# Mad River advice



## DCopas (Jul 20, 2011)

Hello all, 

I recently got back into fly fishing after about 10 years (mostly bass, bluegill, carp then) away from the sport. All it took was a trip to the Great Smoky Mountains and after seeing those waters, needless to say, I was heading the the local Bass Pro and getting a cheap outfit for the week. Now that I'm back home, I have been doing some research on Ohio trout, and couldn't believe that I had a river within 2.5 hours of me that had browns! I knew about the steelies up in NE ohio, but no idea about the Mad River. Anyways, I have been looking for info on it with little success. I would like to drive up there this weekend if it isn't raining and give it a try. I have saw the ODNRs map. I am just curious about wading the river. Any good access points were I and my wife can wade for a good distance and won't get chased off of private property? I have never saw the river so I'm clueless. Also, if anybody can give me advice on a fly selection. I have several terrestrials, caddis, pheasant tails, beadheads, etc. (amazing how quickly I built my fly collection back up! lol) Anyways, you can send me a PM if you want. I know how secrecy is. I am primarily a muskie guy, but it's still a little too hot for them. If it helps you make a decision in sending me information, I am also 100% catch/photo/release.
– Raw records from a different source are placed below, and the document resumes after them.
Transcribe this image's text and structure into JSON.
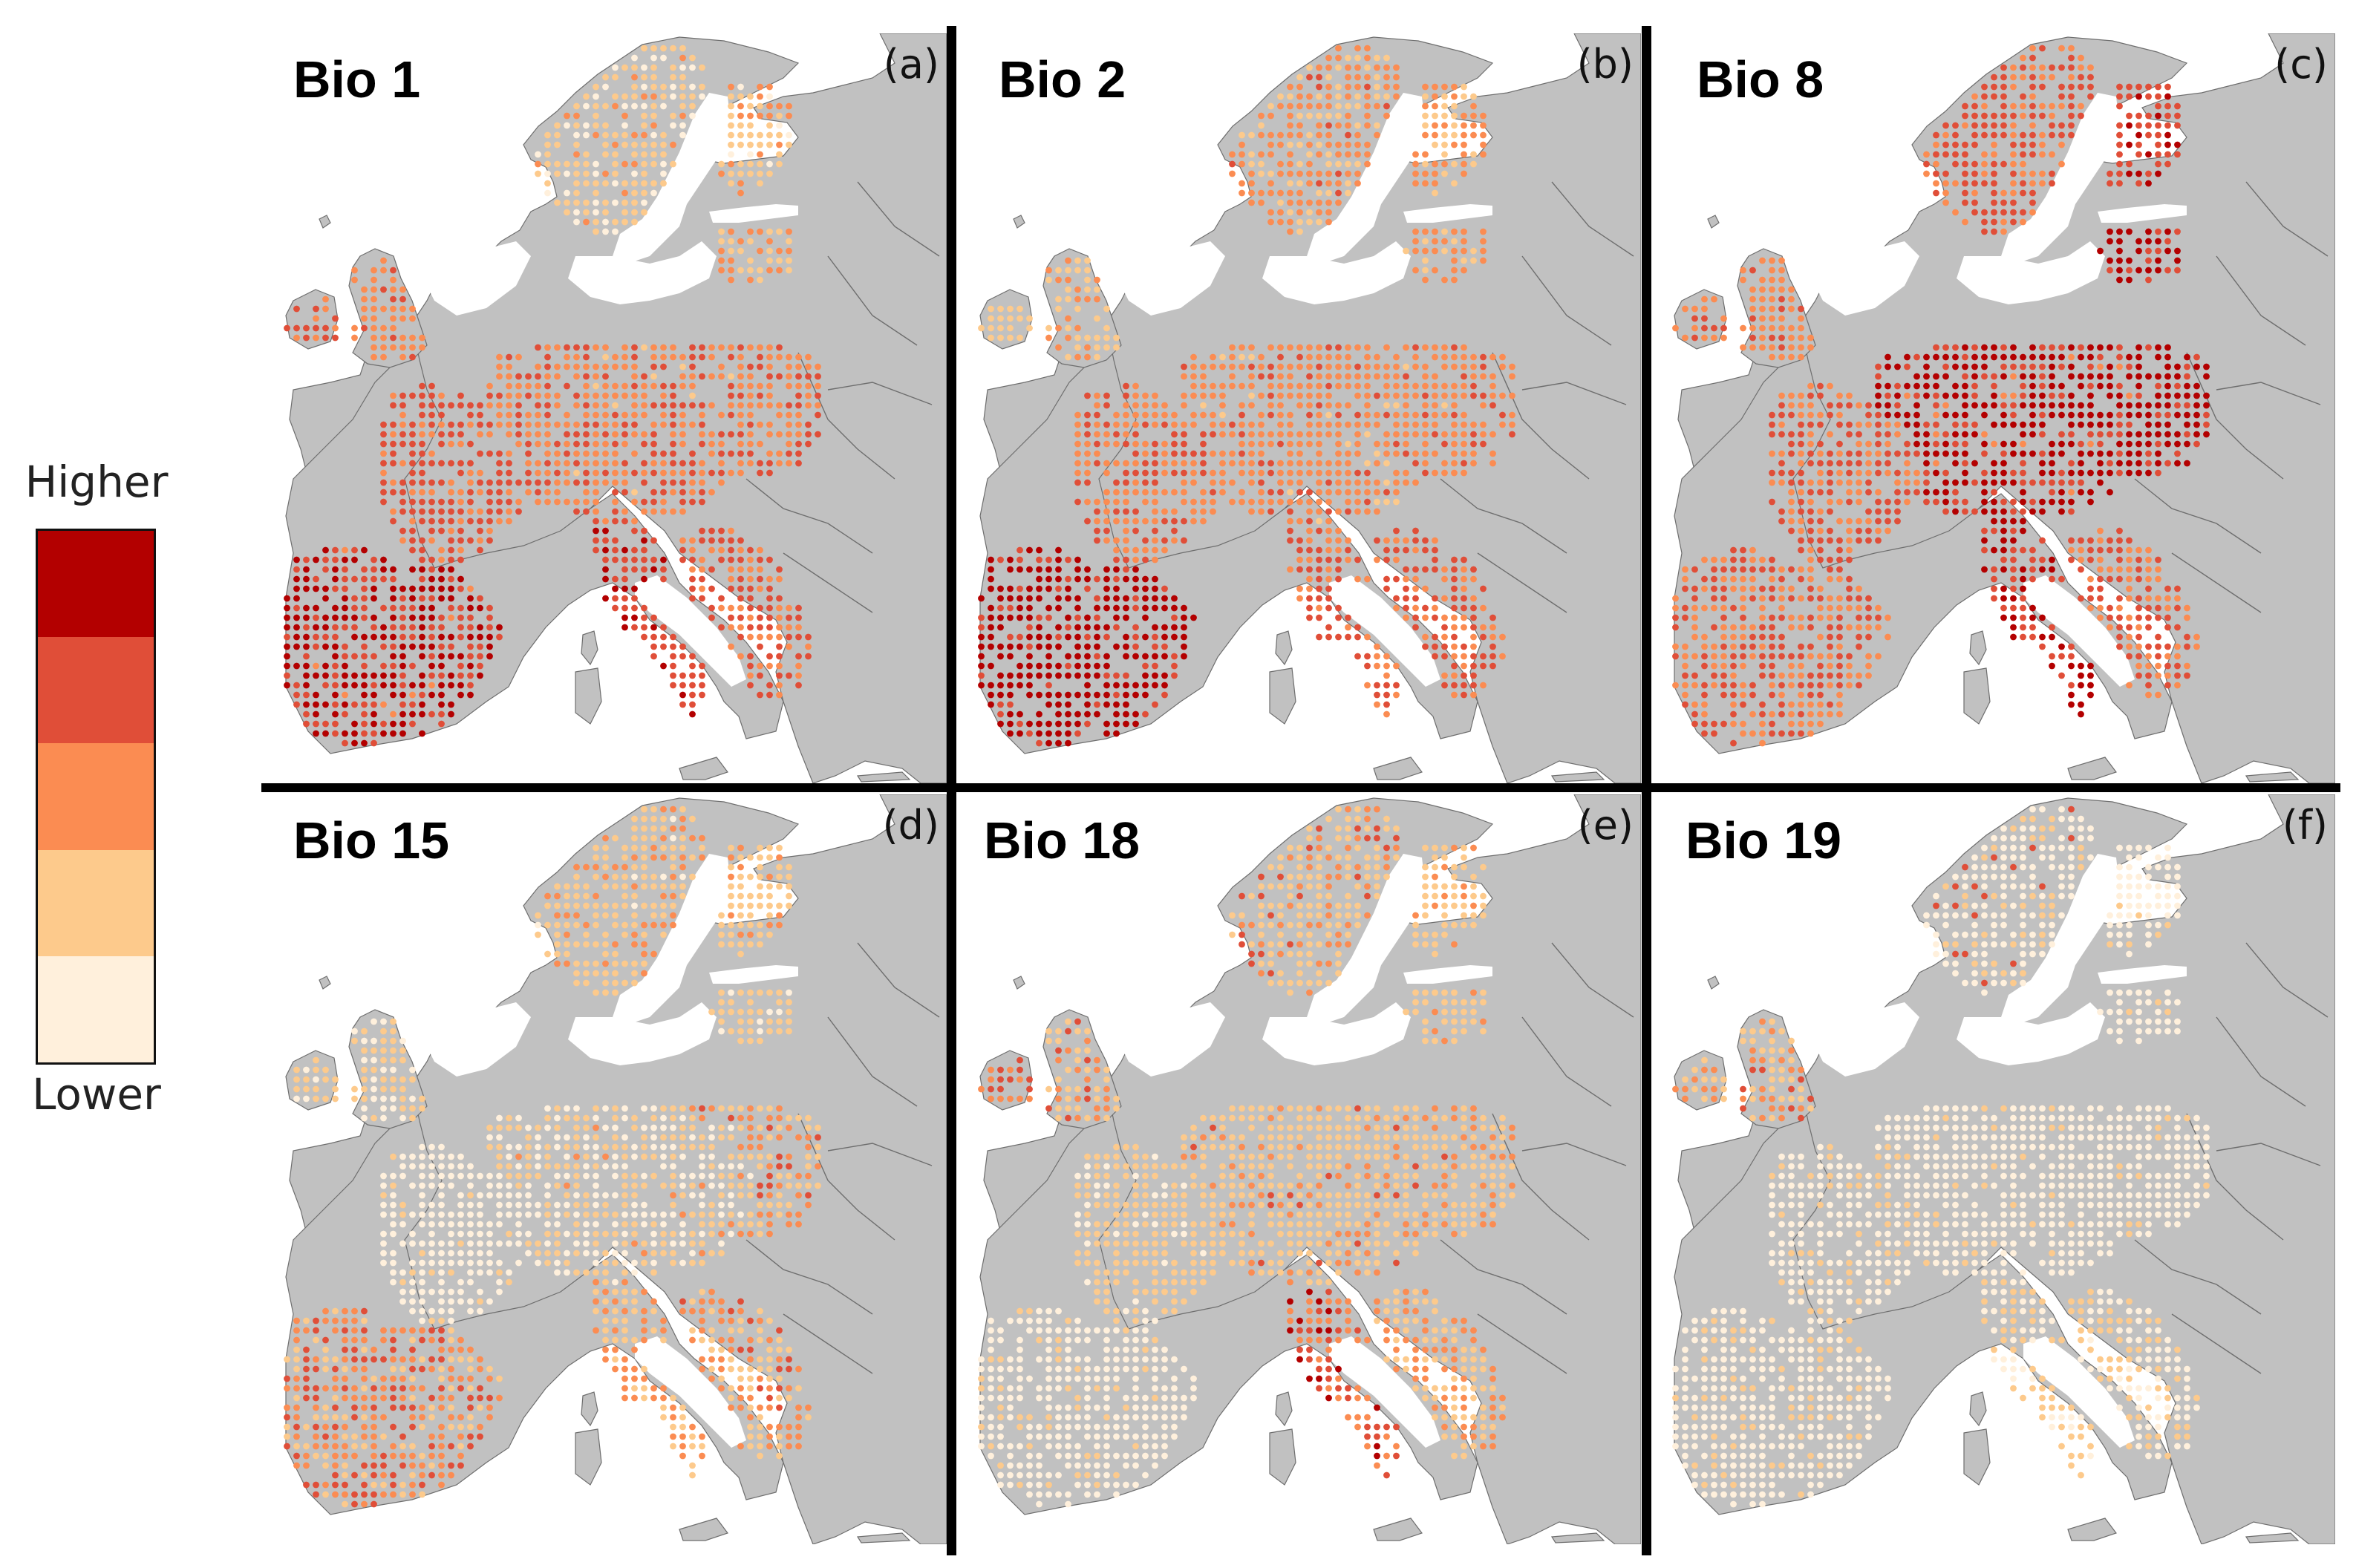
{
  "legend": {
    "higher_label": "Higher",
    "lower_label": "Lower",
    "classes": [
      "#b30000",
      "#e04e38",
      "#fb8c52",
      "#fdca8c",
      "#fff0dc"
    ]
  },
  "map_colors": {
    "land": "#c1c1c1",
    "sea": "#ffffff",
    "border": "#6e6e6e"
  },
  "panels": [
    {
      "title": "Bio 1",
      "tag": "(a)"
    },
    {
      "title": "Bio 2",
      "tag": "(b)"
    },
    {
      "title": "Bio 8",
      "tag": "(c)"
    },
    {
      "title": "Bio 15",
      "tag": "(d)"
    },
    {
      "title": "Bio 18",
      "tag": "(e)"
    },
    {
      "title": "Bio 19",
      "tag": "(f)"
    }
  ]
}
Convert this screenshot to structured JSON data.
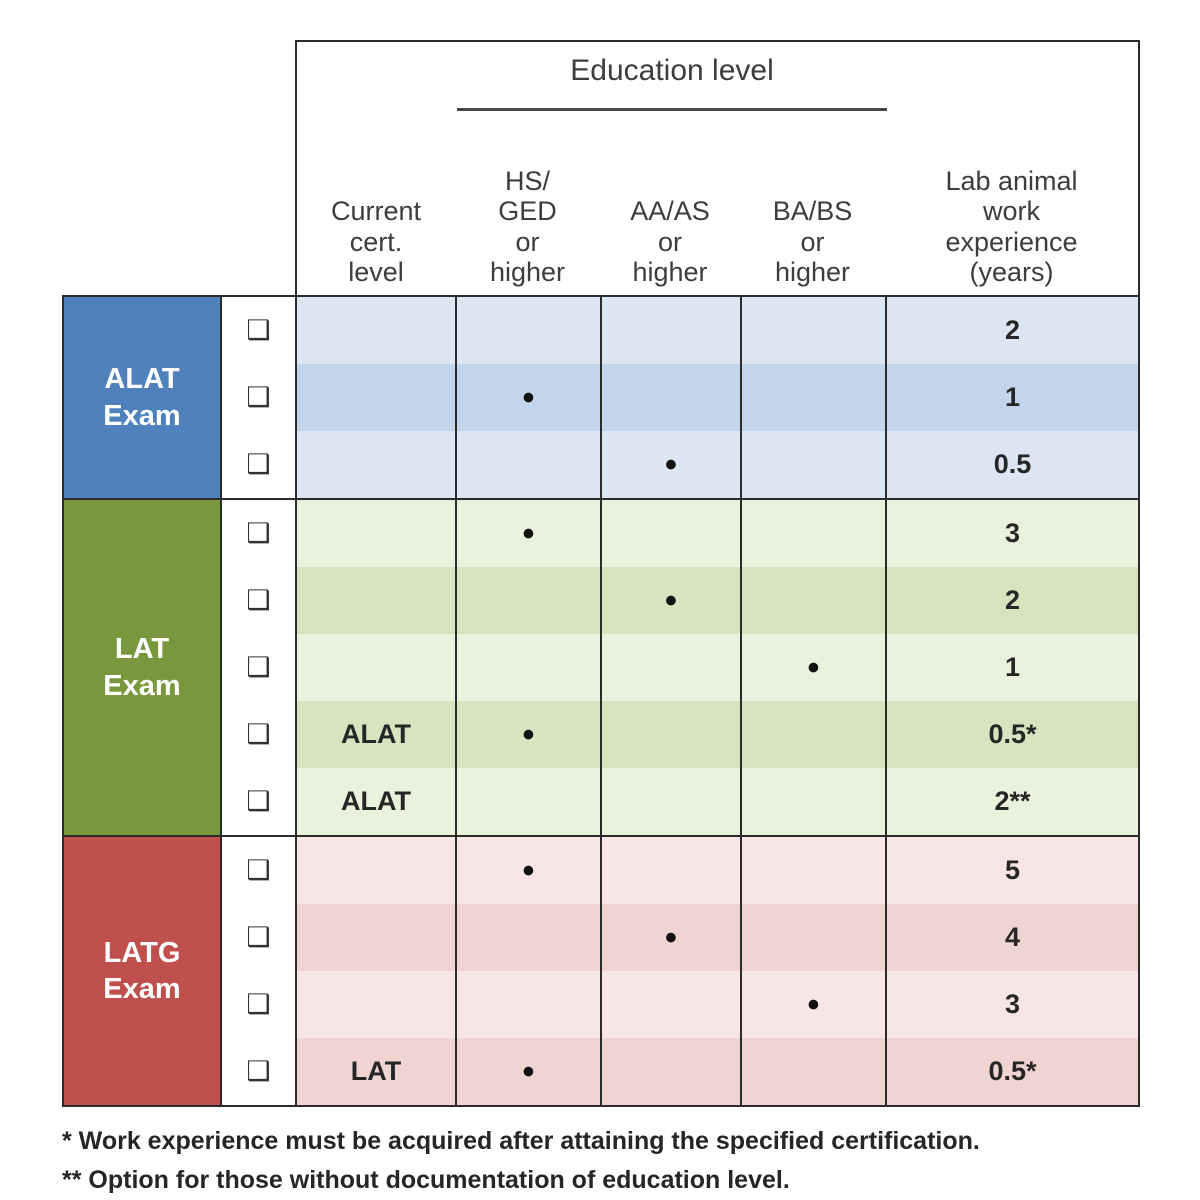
{
  "table": {
    "education_header": "Education level",
    "column_headers": {
      "current_cert": "Current\ncert.\nlevel",
      "hs_ged": "HS/\nGED\nor\nhigher",
      "aa_as": "AA/AS\nor\nhigher",
      "ba_bs": "BA/BS\nor\nhigher",
      "experience": "Lab animal\nwork\nexperience\n(years)"
    },
    "checkbox_glyph": "❑",
    "dot_glyph": "•",
    "groups": [
      {
        "label": "ALAT\nExam",
        "header_color": "#4f81bd",
        "stripe_light": "#dce6f2",
        "stripe_dark": "#c3d5ea",
        "rows": [
          {
            "current_cert": "",
            "dot": null,
            "experience_years": "2"
          },
          {
            "current_cert": "",
            "dot": "hs_ged",
            "experience_years": "1"
          },
          {
            "current_cert": "",
            "dot": "aa_as",
            "experience_years": "0.5"
          }
        ]
      },
      {
        "label": "LAT\nExam",
        "header_color": "#79983e",
        "stripe_light": "#eaf1dc",
        "stripe_dark": "#d8e4c0",
        "rows": [
          {
            "current_cert": "",
            "dot": "hs_ged",
            "experience_years": "3"
          },
          {
            "current_cert": "",
            "dot": "aa_as",
            "experience_years": "2"
          },
          {
            "current_cert": "",
            "dot": "ba_bs",
            "experience_years": "1"
          },
          {
            "current_cert": "ALAT",
            "dot": "hs_ged",
            "experience_years": "0.5*"
          },
          {
            "current_cert": "ALAT",
            "dot": null,
            "experience_years": "2**"
          }
        ]
      },
      {
        "label": "LATG\nExam",
        "header_color": "#c0504d",
        "stripe_light": "#f7e6e5",
        "stripe_dark": "#f0d4d2",
        "rows": [
          {
            "current_cert": "",
            "dot": "hs_ged",
            "experience_years": "5"
          },
          {
            "current_cert": "",
            "dot": "aa_as",
            "experience_years": "4"
          },
          {
            "current_cert": "",
            "dot": "ba_bs",
            "experience_years": "3"
          },
          {
            "current_cert": "LAT",
            "dot": "hs_ged",
            "experience_years": "0.5*"
          }
        ]
      }
    ]
  },
  "footnotes": [
    "* Work experience must be acquired after attaining the specified certification.",
    "** Option for those without documentation of education level."
  ]
}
Thanks for any help!


----------



## Salmonid (Apr 14, 2004)

with this drought, the Mad is as low and as gin clear as it gets, not to mention the weeds in some areas are thick so if you can wait until we get a good soaking it would help your success rate. Flies are caddis in the evenings if you see risers, if you dont see them coming up, stick with the standard beadheads. Access points are Rt 55, Rt 36, and Pimtown roads would be your best bet. all of these if your wading and stay in the water youll not have any problems with trespassing, just do NOT get out and walk the farmers fields, the river is as easy as the fields right now so always stay in the water. The Mad is a strange trout river as its not like any youve ever seen before so once you go b sure to give us a report so we can help you find some fish. I will add that the trout on the Mad can be as persnickety as any in the country with the low water, high pressured fish.
Good luck
Salmonid


----------



## DCopas (Jul 20, 2011)

Thanks Salmonid, lots of great info. I will be sure to let you all know how I did. Looks like we could get a good drenching from the storm coming from the gulf this weekend. We sure could use it here too.


----------



## ChromeBone (Oct 3, 2011)

I was there 2 months ago, after one of those big wind storms, the fish where feeding heavy on Japanese Beatles. I was at my favorite spot a little north of 36 of one of the no name roads. There was a big tree in the water and the trout where busting bugs that where washing off of it. There some big trout in that stream. I have not caught one under 12 on the fly this year. Usually we catch a bunch of 8-10s and a few from 16-24 each year.


----------



## Guest (Aug 28, 2012)

Fished my area (south) of the Mad last Sunday. Awesome smallies, few sauger (babies that fought like marlin) and even hit a northern sucker that felt like I hook a small car at one point. Worked the whole day of hopper dropper, copper's at the bottom. Was a blast!


----------



## DCopas (Jul 20, 2011)

I finally got to make it up there this week. My wife and I really had a good time. She was happy catching the creek chubs and that sculpin. I managed these two trout and had another get off that was a little bigger than the one I am holding. I plan on going back sometime, but right now I'm gearing up for a fish of a different sort.....Muskie time at Leesville weekend after next!!


----------